Teratoma qualifies as a rare disease, but is not extremely rare. Sacrococcygeal teratoma alone is diagnosed at birth in one out of 40,000 humans. Given the current human population and birth rate, this equals five per day or 1800 per year. Add to that number sacrococcygeal teratomas diagnosed later in life, and teratomas in other locales, and the incidence approaches 10,000 new diagnoses of teratoma per year.

==Other animals==
Ovarian teratomas have been reported in mares, mountain lions, and canines. Teratomas also occur, rarely, in other species.

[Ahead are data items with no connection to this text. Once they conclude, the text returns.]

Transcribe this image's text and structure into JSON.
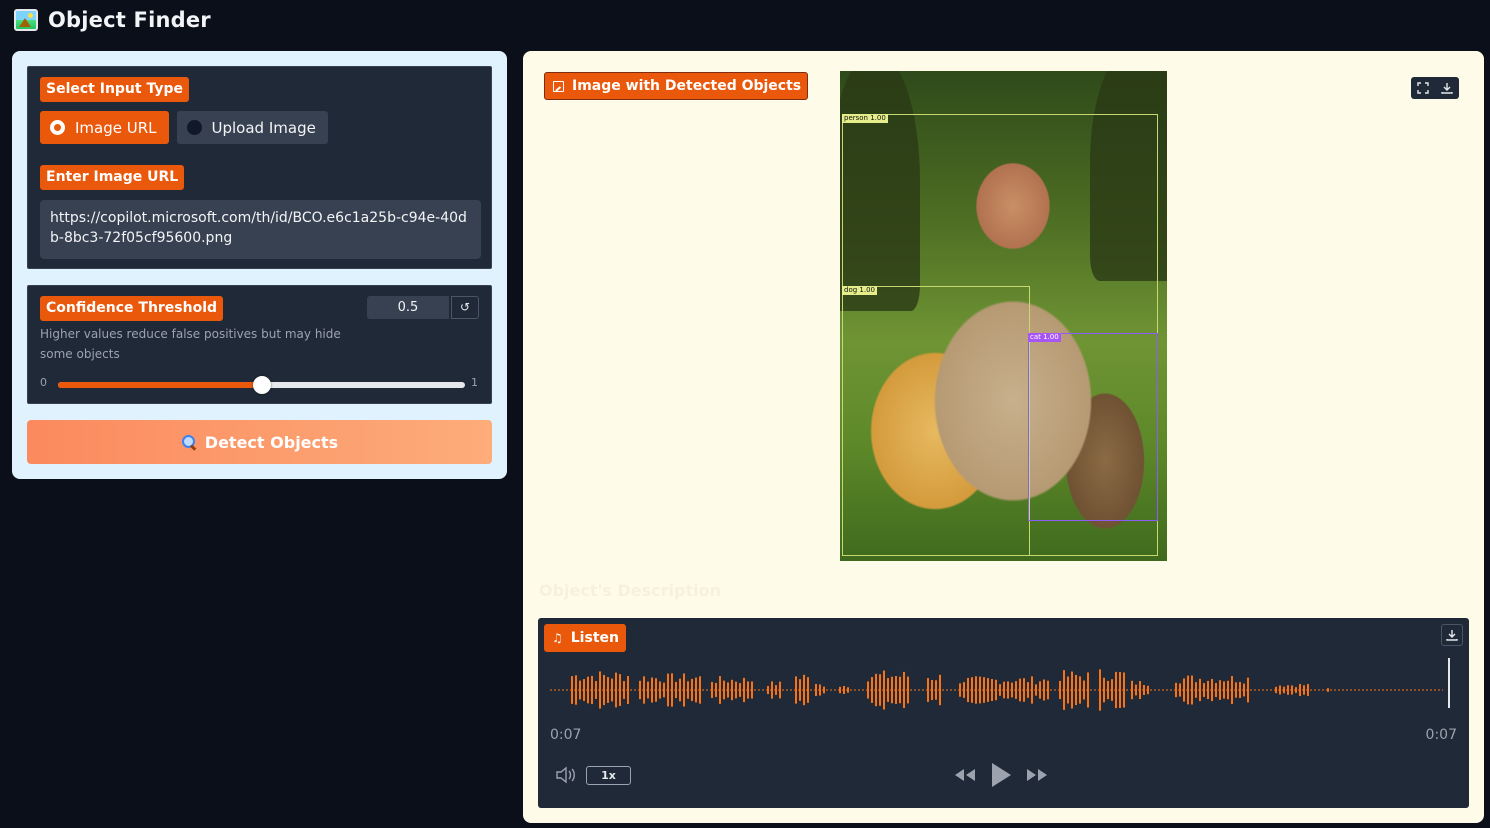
{
  "app": {
    "title": "Object Finder",
    "logo_icon": "framed-picture-icon"
  },
  "input_panel": {
    "input_type": {
      "label": "Select Input Type",
      "options": [
        {
          "label": "Image URL",
          "selected": true
        },
        {
          "label": "Upload Image",
          "selected": false
        }
      ]
    },
    "url": {
      "label": "Enter Image URL",
      "value": "https://copilot.microsoft.com/th/id/BCO.e6c1a25b-c94e-40db-8bc3-72f05cf95600.png"
    },
    "threshold": {
      "label": "Confidence Threshold",
      "value": "0.5",
      "info": "Higher values reduce false positives but may hide some objects",
      "min": "0",
      "max": "1",
      "fraction": 0.5,
      "reset_icon": "undo-icon"
    },
    "detect_button": {
      "label": "Detect Objects",
      "icon": "magnifying-glass-icon"
    }
  },
  "output_panel": {
    "image_label": "Image with Detected Objects",
    "detections": [
      {
        "label": "person 1.00"
      },
      {
        "label": "dog 1.00"
      },
      {
        "label": "cat 1.00"
      }
    ],
    "description_heading": "Object's Description",
    "audio": {
      "label": "Listen",
      "current_time": "0:07",
      "duration": "0:07",
      "speed": "1x"
    }
  },
  "colors": {
    "accent": "#ea580c",
    "background": "#0b0f19",
    "left_panel": "#e0f2fe",
    "right_panel": "#fefbe8",
    "waveform": "#f97316"
  }
}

==Use in stem cell research==
Pluripotent stem cells including human induced pluripotent stem cells have a unique property of being able to generate teratomas when injected in rodents in the research laboratory. The roots of this observation has been attributed to Leroy Stevens of the Jackson Laboratory. In 1970, Stevens noticed that the cell populations that gave rise to teratomas were very similar to the cells of very early embryos. For this reason, the so-called "teratoma assay" is one of the gold-standard validation assays for pluripotent stem cells. Because differentiated human pluripotent stem cells are being developed as the basis for numerous regenerative medicine therapies, there is concern that residual undifferentiated stem cells could lead to teratoma formation in injected patients, and researchers are working to develop methods to address this concern.

New research has looked at utilizing the human teratoma in chimeric animal studies as a promising platform for modeling multi-lineage human development, pan-tissue functional genetic screening, and tissue engineering.